MED-6 — In-Memory Payment Coordinator State Not Shared Across Replicas
File: src/services/payment/paymentCoordinator.ts:24–25
Status: Open
The coordinationState Map is process-local. In a multi-process deployment (PM2 cluster, k8s with >1 replica), the 10-second debounce window provides no protection — each process has its own empty map at startup, and webhooks routed to different replicas will both process. The existing DB status === 'completed' guard is the only durable protection.
(The code comment at line 24 acknowledges this. Fix is the same as CRIT-1 — atomic DB conditional update makes this moot.)
MED-7 — Seller Offer Notification Uses Undefined offer.title Field
File: src/services/marketplace/SellerOfferService.ts:403,415
Status: Open
SellerOffer does not have a title field directly — the title belongs to the associated PurchaseRequest. offer.title resolves to undefined in the notification message body, resulting in broken notification text for buyers and sellers.
Remediation: Either populate the purchaseRequestId and use purchaseRequest.title, or populate the field name from the offer's own descriptive field.
LOW
LOW-1 — Duplicate Callback Route Definitions
File: src/services/payment/paymentRoutes.ts:29,256
Status: Open
POST /callback is defined at line 29 (mapped to handlePaymentCallback) and again as POST /payments/callback at line 256. These resolve to different URL paths given the router mount, but suggest dead code. No security impact; creates maintenance confusion.
Remediation: Remove the dead route definition.
LOW-2 — paymentCoordinator.ts Map Grows Without Bound Until Cleanup Fires
File: src/services/payment/paymentCoordinator.ts:35
Status: Open
The cleanup function fires after each coordination cycle but only on active payments. Under a webhook flood before cleanup, the Map accumulates entries. Not a crash risk at current scale; becomes a concern at high webhook volume.

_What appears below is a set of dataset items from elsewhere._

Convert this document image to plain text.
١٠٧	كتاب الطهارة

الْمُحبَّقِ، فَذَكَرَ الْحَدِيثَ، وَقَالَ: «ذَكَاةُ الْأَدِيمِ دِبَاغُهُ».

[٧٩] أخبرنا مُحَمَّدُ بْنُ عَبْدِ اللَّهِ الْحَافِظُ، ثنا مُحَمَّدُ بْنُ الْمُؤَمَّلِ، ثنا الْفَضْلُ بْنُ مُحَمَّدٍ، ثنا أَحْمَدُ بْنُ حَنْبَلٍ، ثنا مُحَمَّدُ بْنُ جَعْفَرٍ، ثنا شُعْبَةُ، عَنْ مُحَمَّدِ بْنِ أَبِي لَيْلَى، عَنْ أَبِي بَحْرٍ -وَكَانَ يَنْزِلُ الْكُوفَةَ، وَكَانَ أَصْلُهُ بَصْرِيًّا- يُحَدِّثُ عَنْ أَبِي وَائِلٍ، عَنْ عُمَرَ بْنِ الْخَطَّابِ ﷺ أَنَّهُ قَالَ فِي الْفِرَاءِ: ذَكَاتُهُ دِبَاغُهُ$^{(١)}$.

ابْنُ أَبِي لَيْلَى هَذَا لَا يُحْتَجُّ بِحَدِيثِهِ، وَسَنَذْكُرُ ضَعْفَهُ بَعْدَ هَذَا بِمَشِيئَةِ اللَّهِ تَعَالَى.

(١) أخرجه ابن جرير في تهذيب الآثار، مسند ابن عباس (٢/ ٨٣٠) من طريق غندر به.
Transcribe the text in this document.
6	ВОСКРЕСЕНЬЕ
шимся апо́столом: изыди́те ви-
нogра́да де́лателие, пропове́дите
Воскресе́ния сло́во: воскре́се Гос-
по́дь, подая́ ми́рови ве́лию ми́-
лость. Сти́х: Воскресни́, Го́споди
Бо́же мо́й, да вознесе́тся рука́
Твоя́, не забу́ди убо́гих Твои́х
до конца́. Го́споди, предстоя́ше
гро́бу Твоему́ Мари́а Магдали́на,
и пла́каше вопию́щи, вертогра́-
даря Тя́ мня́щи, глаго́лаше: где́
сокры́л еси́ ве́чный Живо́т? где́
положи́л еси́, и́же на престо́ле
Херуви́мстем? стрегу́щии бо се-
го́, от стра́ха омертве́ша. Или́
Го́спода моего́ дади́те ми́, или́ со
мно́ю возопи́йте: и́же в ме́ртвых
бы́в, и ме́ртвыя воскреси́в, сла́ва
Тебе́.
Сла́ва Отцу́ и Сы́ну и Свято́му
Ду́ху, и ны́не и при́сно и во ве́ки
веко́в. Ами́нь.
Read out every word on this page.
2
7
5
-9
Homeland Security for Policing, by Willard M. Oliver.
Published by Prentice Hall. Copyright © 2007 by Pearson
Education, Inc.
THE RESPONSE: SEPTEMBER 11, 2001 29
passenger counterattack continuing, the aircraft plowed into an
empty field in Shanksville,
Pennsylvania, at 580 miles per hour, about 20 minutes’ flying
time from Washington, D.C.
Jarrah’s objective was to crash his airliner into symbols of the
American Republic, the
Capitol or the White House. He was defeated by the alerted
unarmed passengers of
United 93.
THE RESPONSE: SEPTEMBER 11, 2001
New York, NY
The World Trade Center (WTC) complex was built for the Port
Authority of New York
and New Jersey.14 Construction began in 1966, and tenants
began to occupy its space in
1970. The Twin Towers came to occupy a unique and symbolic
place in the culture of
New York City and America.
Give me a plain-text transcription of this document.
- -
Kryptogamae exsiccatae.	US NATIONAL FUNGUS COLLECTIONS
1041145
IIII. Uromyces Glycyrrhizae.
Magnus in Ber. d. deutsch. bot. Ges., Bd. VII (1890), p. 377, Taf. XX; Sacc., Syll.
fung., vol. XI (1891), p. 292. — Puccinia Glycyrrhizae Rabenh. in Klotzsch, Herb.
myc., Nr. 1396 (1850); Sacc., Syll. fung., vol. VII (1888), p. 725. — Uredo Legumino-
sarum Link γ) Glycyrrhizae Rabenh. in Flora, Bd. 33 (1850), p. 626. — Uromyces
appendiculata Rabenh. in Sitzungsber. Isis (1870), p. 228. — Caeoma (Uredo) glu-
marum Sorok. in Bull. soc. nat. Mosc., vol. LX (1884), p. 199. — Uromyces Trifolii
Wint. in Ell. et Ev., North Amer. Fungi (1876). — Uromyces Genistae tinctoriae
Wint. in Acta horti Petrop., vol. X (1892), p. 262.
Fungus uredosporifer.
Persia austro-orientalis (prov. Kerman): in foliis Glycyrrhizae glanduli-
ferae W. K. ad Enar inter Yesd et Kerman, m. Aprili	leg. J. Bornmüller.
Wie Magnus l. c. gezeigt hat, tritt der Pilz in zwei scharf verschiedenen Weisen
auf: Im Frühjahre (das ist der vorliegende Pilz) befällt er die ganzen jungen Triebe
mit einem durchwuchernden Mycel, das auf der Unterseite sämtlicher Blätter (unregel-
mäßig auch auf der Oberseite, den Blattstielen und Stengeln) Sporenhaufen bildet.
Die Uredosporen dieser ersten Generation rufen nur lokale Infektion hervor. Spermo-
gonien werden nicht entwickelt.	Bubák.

Remediation: The atomic DB fix in CRIT-1 eliminates the need for the Map entirely. Until then, add a size cap and a periodic cleanup interval independent of payment processing.
Confirmed PASS
| Check | Result | Source |
|---|---|---|
| TempVerification TTL index | PASS | TempVerification.ts:59 — expireAfterSeconds: 0 on expiry field |
| Legacy email token cleared on first use | PASS | authController.ts:667 — token set to undefined before save |
| SHKeeper HMAC timing-safe comparison | PASS | shkeeperWebhook.ts:84 — crypto.timingSafeEqual |
| Socket event DB as source of truth | PASS | DB write committed before emit; emit failure is non-fatal |
FundsLedgerEntry idempotency key (unique) |
PASS | FundsLedgerEntry.ts:86 — sparse unique index |
TelegramSession TTL index |
PASS | TelegramSession.ts:66 |
| Password change clears refresh tokens | PASS | authController.ts:887 |
Summary
| Severity | Count |
|---|---|
| CRITICAL | 4 |
| HIGH | 5 |
| MEDIUM | 7 |
| LOW | 2 |
Top priority: CRIT-1 (concurrent webhook double-processing) and CRIT-2 (Telegram race condition) require atomic DB operations. CRIT-3 (simulation bypass) and CRIT-4 (hardcoded credential) are one-line fixes.